Empresas da Arábia Saudita tiveram a maior remuneraçãopor funcionárioem cerca de US $ 163.000, mais do que o dobro do valor para todas as empresas estrangeiras. No entanto, as empresas da Arábia Saudita têm consistentemente empregado muito menos trabalhadores dos EUA do que outras afiliadas dos EUA - empresas britânicas, por exemplo, empregaram mais de 100 vezes mais em 2015.

As afiliadas de sete outros países nos EUA tiveram uma remuneração média por trabalhador de mais de US $ 100.000: Bermuda, Noruega, Venezuela, África do Sul, Israel, Finlândia e Irlanda; As empresas suíças pagam em média pouco menos de seis dígitos por funcionário. Destes países, apenas empresas de propriedade irlandesa e suíça empregavam mais de 100.000 trabalhadores.

Apesar do recente aumento no emprego nos EUA por empresas de propriedade majoritária na China, a remuneração por trabalhador por empresas chinesas tendeu para baixo a partir de 2007 e se classificou próximo ao final dos países e territórios analisados ​​para 2015 em cerca de US $ 49.000 por funcionário.

Alguns estados têm mais investimento estrangeiro direto do que outros

As afiliadas de empresas estrangeiras nos EUA empregam pessoas em todos os 50 estados e territórios dos EUA. Em 2015, os estados com as maiores participações no total de empregos na indústria privada por empresas estrangeiras foram Nova Jersey (8,1%), Carolina do Sul (8,0%) e New Hampshire (7,7%), seguidos por Kentucky, Indiana, Havaí, Connecticut e Delaware (cada um com mais de 7%). Os estados com as maiores populações em geral também tinham a maioria dos funcionários que trabalhavam para empresas estrangeiras: Califórnia, Texas, Nova York, Flórida e Illinois. A Califórnia liderou, com 715.800 desses trabalhadores.

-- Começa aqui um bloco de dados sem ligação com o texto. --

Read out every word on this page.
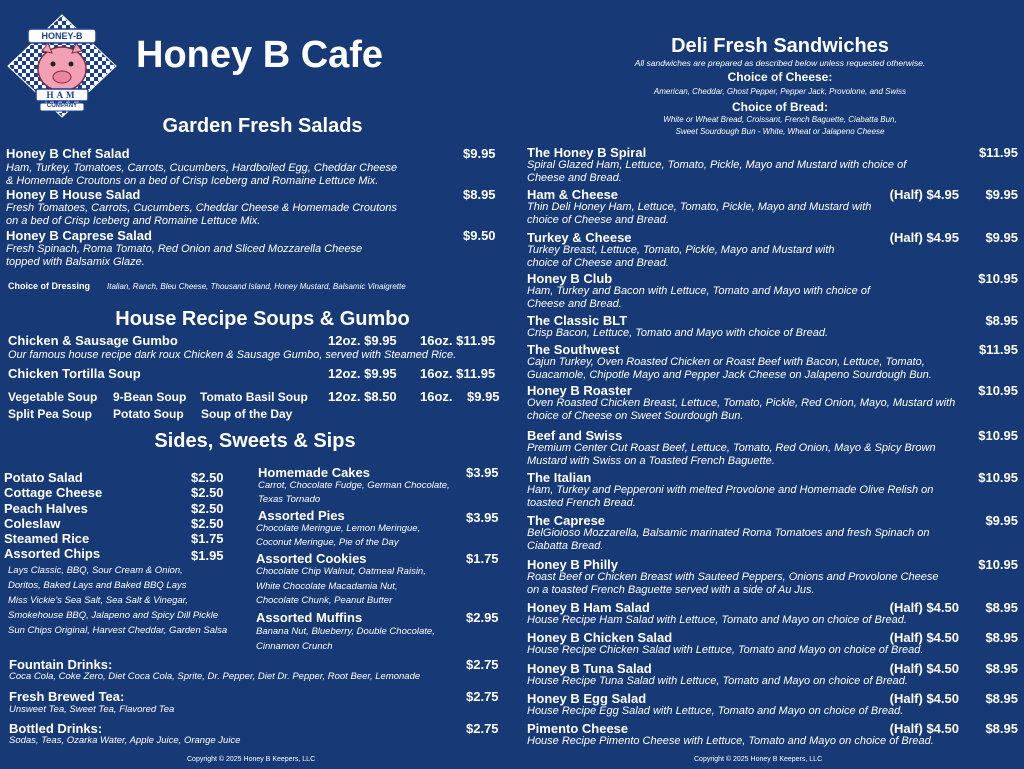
HONEY-B
HAM
COMPANY
Honey B Cafe
Garden Fresh Salads
Honey B Chef Salad	$9.95
Ham, Turkey, Tomatoes, Carrots, Cucumbers, Hardboiled Egg, Cheddar Cheese
& Homemade Croutons on a bed of Crisp Iceberg and Romaine Lettuce Mix.
Honey B House Salad	$8.95
Fresh Tomatoes, Carrots, Cucumbers, Cheddar Cheese & Homemade Croutons
on a bed of Crisp Iceberg and Romaine Lettuce Mix.
Honey B Caprese Salad	$9.50
Fresh Spinach, Roma Tomato, Red Onion and Sliced Mozzarella Cheese
topped with Balsamix Glaze.
Choice of Dressing Italian, Ranch, Bleu Cheese, Thousand Island, Honey Mustard, Balsamic Vinaigrette
House Recipe Soups & Gumbo
Chicken & Sausage Gumbo	12oz. $9.95 16oz. $11.95
Our famous house recipe dark roux Chicken & Sausage Gumbo, served with Steamed Rice.
Chicken Tortilla Soup	12oz. $9.95 16oz. $11.95
Vegetable Soup 9-Bean Soup Tomato Basil Soup 12oz. $8.50 16oz. $9.95
Split Pea Soup Potato Soup Soup of the Day
Sides, Sweets & Sips
Potato Salad	$2.50
Cottage Cheese	$2.50
Peach Halves	$2.50
Coleslaw	$2.50
Steamed Rice	$1.75
Assorted Chips	$1.95
Lays Classic, BBQ, Sour Cream & Onion,
Doritos, Baked Lays and Baked BBQ Lays
Miss Vickie's Sea Salt, Sea Salt & Vinegar,
Smokehouse BBQ, Jalapeno and Spicy Dill Pickle
Sun Chips Original, Harvest Cheddar, Garden Salsa
Homemade Cakes	$3.95
Carrot, Chocolate Fudge, German Chocolate,
Texas Tornado
Assorted Pies	$3.95
Chocolate Meringue, Lemon Meringue,
Coconut Meringue, Pie of the Day
Assorted Cookies	$1.75
Chocolate Chip Walnut, Oatmeal Raisin,
White Chocolate Macadamia Nut,
Chocolate Chunk, Peanut Butter
Assorted Muffins	$2.95
Banana Nut, Blueberry, Double Chocolate,
Cinnamon Crunch
Fountain Drinks:	$2.75
Coca Cola, Coke Zero, Diet Coca Cola, Sprite, Dr. Pepper, Diet Dr. Pepper, Root Beer, Lemonade
Fresh Brewed Tea:	$2.75
Unsweet Tea, Sweet Tea, Flavored Tea
Bottled Drinks:	$2.75
Sodas, Teas, Ozarka Water, Apple Juice, Orange Juice
Copyright © 2025 Honey B Keepers, LLC
Deli Fresh Sandwiches
All sandwiches are prepared as described below unless requested otherwise.
Choice of Cheese:
American, Cheddar, Ghost Pepper, Pepper Jack, Provolone, and Swiss
Choice of Bread:
White or Wheat Bread, Croissant, French Baguette, Ciabatta Bun,
Sweet Sourdough Bun - White, Wheat or Jalapeno Cheese
The Honey B Spiral	$11.95
Spiral Glazed Ham, Lettuce, Tomato, Pickle, Mayo and Mustard with choice of
Cheese and Bread.
Ham & Cheese	$9.95
(Half) $4.95
Thin Deli Honey Ham, Lettuce, Tomato, Pickle, Mayo and Mustard with
choice of Cheese and Bread.
Turkey & Cheese	$9.95
(Half) $4.95
Turkey Breast, Lettuce, Tomato, Pickle, Mayo and Mustard with
choice of Cheese and Bread.
Honey B Club	$10.95
Ham, Turkey and Bacon with Lettuce, Tomato and Mayo with choice of
Cheese and Bread.
The Classic BLT	$8.95
Crisp Bacon, Lettuce, Tomato and Mayo with choice of Bread.
The Southwest	$11.95
Cajun Turkey, Oven Roasted Chicken or Roast Beef with Bacon, Lettuce, Tomato,
Guacamole, Chipotle Mayo and Pepper Jack Cheese on Jalapeno Sourdough Bun.
Honey B Roaster	$10.95
Oven Roasted Chicken Breast, Lettuce, Tomato, Pickle, Red Onion, Mayo, Mustard with
choice of Cheese on Sweet Sourdough Bun.
Beef and Swiss	$10.95
Premium Center Cut Roast Beef, Lettuce, Tomato, Red Onion, Mayo & Spicy Brown
Mustard with Swiss on a Toasted French Baguette.
The Italian	$10.95
Ham, Turkey and Pepperoni with melted Provolone and Homemade Olive Relish on
toasted French Bread.
The Caprese	$9.95
BelGioioso Mozzarella, Balsamic marinated Roma Tomatoes and fresh Spinach on
Ciabatta Bread.
Honey B Philly	$10.95
Roast Beef or Chicken Breast with Sauteed Peppers, Onions and Provolone Cheese
on a toasted French Baguette served with a side of Au Jus.
Honey B Ham Salad	$8.95
(Half) $4.50
House Recipe Ham Salad with Lettuce, Tomato and Mayo on choice of Bread.
Honey B Chicken Salad	$8.95
(Half) $4.50
House Recipe Chicken Salad with Lettuce, Tomato and Mayo on choice of Bread.
Honey B Tuna Salad	$8.95
(Half) $4.50
House Recipe Tuna Salad with Lettuce, Tomato and Mayo on choice of Bread.
Honey B Egg Salad	$8.95
(Half) $4.50
House Recipe Egg Salad with Lettuce, Tomato and Mayo on choice of Bread.
Pimento Cheese	$8.95
(Half) $4.50
House Recipe Pimento Cheese with Lettuce, Tomato and Mayo on choice of Bread.
Copyright © 2025 Honey B Keepers, LLC
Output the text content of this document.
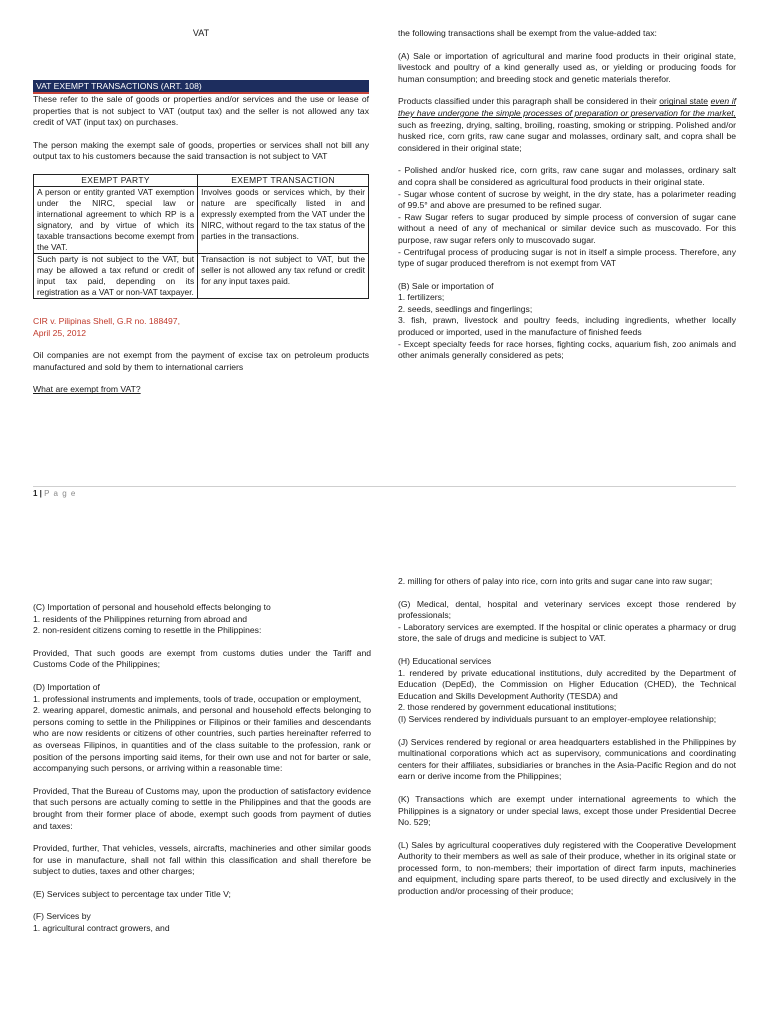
VAT
VAT EXEMPT TRANSACTIONS (ART. 108)

These refer to the sale of goods or properties and/or services and the use or lease of properties that is not subject to VAT (output tax) and the seller is not allowed any tax credit of VAT (input tax) on purchases.

The person making the exempt sale of goods, properties or services shall not bill any output tax to his customers because the said transaction is not subject to VAT

EXEMPT PARTY	EXEMPT TRANSACTION
A person or entity granted VAT exemption under the NIRC, special law or international agreement to which RP is a signatory, and by virtue of which its taxable transactions become exempt from the VAT.	Involves goods or services which, by their nature are specifically listed in and expressly exempted from the VAT under the NIRC, without regard to the tax status of the parties in the transactions.
Such party is not subject to the VAT, but may be allowed a tax refund or credit of input tax paid, depending on its registration as a VAT or non-VAT taxpayer.	Transaction is not subject to VAT, but the seller is not allowed any tax refund or credit for any input taxes paid.

CIR v. Pilipinas Shell, G.R no. 188497,
April 25, 2012

Oil companies are not exempt from the payment of excise tax on petroleum products manufactured and sold by them to international carriers

What are exempt from VAT?

the following transactions shall be exempt from the value-added tax:

(A) Sale or importation of agricultural and marine food products in their original state, livestock and poultry of a kind generally used as, or yielding or producing foods for human consumption; and breeding stock and genetic materials therefor.

Products classified under this paragraph shall be considered in their original state even if they have undergone the simple processes of preparation or preservation for the market, such as freezing, drying, salting, broiling, roasting, smoking or stripping. Polished and/or husked rice, corn grits, raw cane sugar and molasses, ordinary salt, and copra shall be considered in their original state;

- Polished and/or husked rice, corn grits, raw cane sugar and molasses, ordinary salt and copra shall be considered as agricultural food products in their original state.
- Sugar whose content of sucrose by weight, in the dry state, has a polarimeter reading of 99.5° and above are presumed to be refined sugar.
- Raw Sugar refers to sugar produced by simple process of conversion of sugar cane without a need of any of mechanical or similar device such as muscovado. For this purpose, raw sugar refers only to muscovado sugar.
- Centrifugal process of producing sugar is not in itself a simple process. Therefore, any type of sugar produced therefrom is not exempt from VAT

(B) Sale or importation of
1. fertilizers;
2. seeds, seedlings and fingerlings;
3. fish, prawn, livestock and poultry feeds, including ingredients, whether locally produced or imported, used in the manufacture of finished feeds
- Except specialty feeds for race horses, fighting cocks, aquarium fish, zoo animals and other animals generally considered as pets;

1 | P a g e

(C) Importation of personal and household effects belonging to
1. residents of the Philippines returning from abroad and
2. non-resident citizens coming to resettle in the Philippines:

Provided, That such goods are exempt from customs duties under the Tariff and Customs Code of the Philippines;

(D) Importation of
1. professional instruments and implements, tools of trade, occupation or employment,
2. wearing apparel, domestic animals, and personal and household effects belonging to persons coming to settle in the Philippines or Filipinos or their families and descendants who are now residents or citizens of other countries, such parties hereinafter referred to as overseas Filipinos, in quantities and of the class suitable to the profession, rank or position of the persons importing said items, for their own use and not for barter or sale, accompanying such persons, or arriving within a reasonable time:

Provided, That the Bureau of Customs may, upon the production of satisfactory evidence that such persons are actually coming to settle in the Philippines and that the goods are brought from their former place of abode, exempt such goods from payment of duties and taxes:

Provided, further, That vehicles, vessels, aircrafts, machineries and other similar goods for use in manufacture, shall not fall within this classification and shall therefore be subject to duties, taxes and other charges;

(E) Services subject to percentage tax under Title V;

(F) Services by
1. agricultural contract growers, and

2. milling for others of palay into rice, corn into grits and sugar cane into raw sugar;

(G) Medical, dental, hospital and veterinary services except those rendered by professionals;
- Laboratory services are exempted. If the hospital or clinic operates a pharmacy or drug store, the sale of drugs and medicine is subject to VAT.

(H) Educational services
1. rendered by private educational institutions, duly accredited by the Department of Education (DepEd), the Commission on Higher Education (CHED), the Technical Education and Skills Development Authority (TESDA) and
2. those rendered by government educational institutions;
(I) Services rendered by individuals pursuant to an employer-employee relationship;

(J) Services rendered by regional or area headquarters established in the Philippines by multinational corporations which act as supervisory, communications and coordinating centers for their affiliates, subsidiaries or branches in the Asia-Pacific Region and do not earn or derive income from the Philippines;

(K) Transactions which are exempt under international agreements to which the Philippines is a signatory or under special laws, except those under Presidential Decree No. 529;

(L) Sales by agricultural cooperatives duly registered with the Cooperative Development Authority to their members as well as sale of their produce, whether in its original state or processed form, to non-members; their importation of direct farm inputs, machineries and equipment, including spare parts thereof, to be used directly and exclusively in the production and/or processing of their produce;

Contribuição crescente para o PIB dos EUA

As empresas estrangeiras contribuíram com US $ 894,5 bilhões para o produto interno bruto dos EUA em 2015, um aumento de 16% em relação a 2007 e 6,4% da contribuição total para o PIB da indústria privada sediada nos EUA durante este período. Embora 2007 seja o primeiro ano comparável para esses dados, ele também marca o início da Grande Recessão, que parece ter tido um impacto maior nas afiliadas americanas de empresas estrangeiras do que nas empresas privadas americanas.

Durante a recessão de 2007-2009, a contribuição para o PIB das afiliadas dos EUA diminuiu a uma taxa média de 6,7%, em comparação com uma queda média de 1,6% para empresas privadas dos EUA. Após a recessão, as contribuições para o PIB aumentaram mais rapidamente para as afiliadas dos EUA do que para as empresas privadas dos EUA. Entre 2009 e 2014, as contribuições das afiliadas dos EUA para o PIB aumentaram 8,3% em média, quase o dobro da taxa das empresas privadas dos EUA.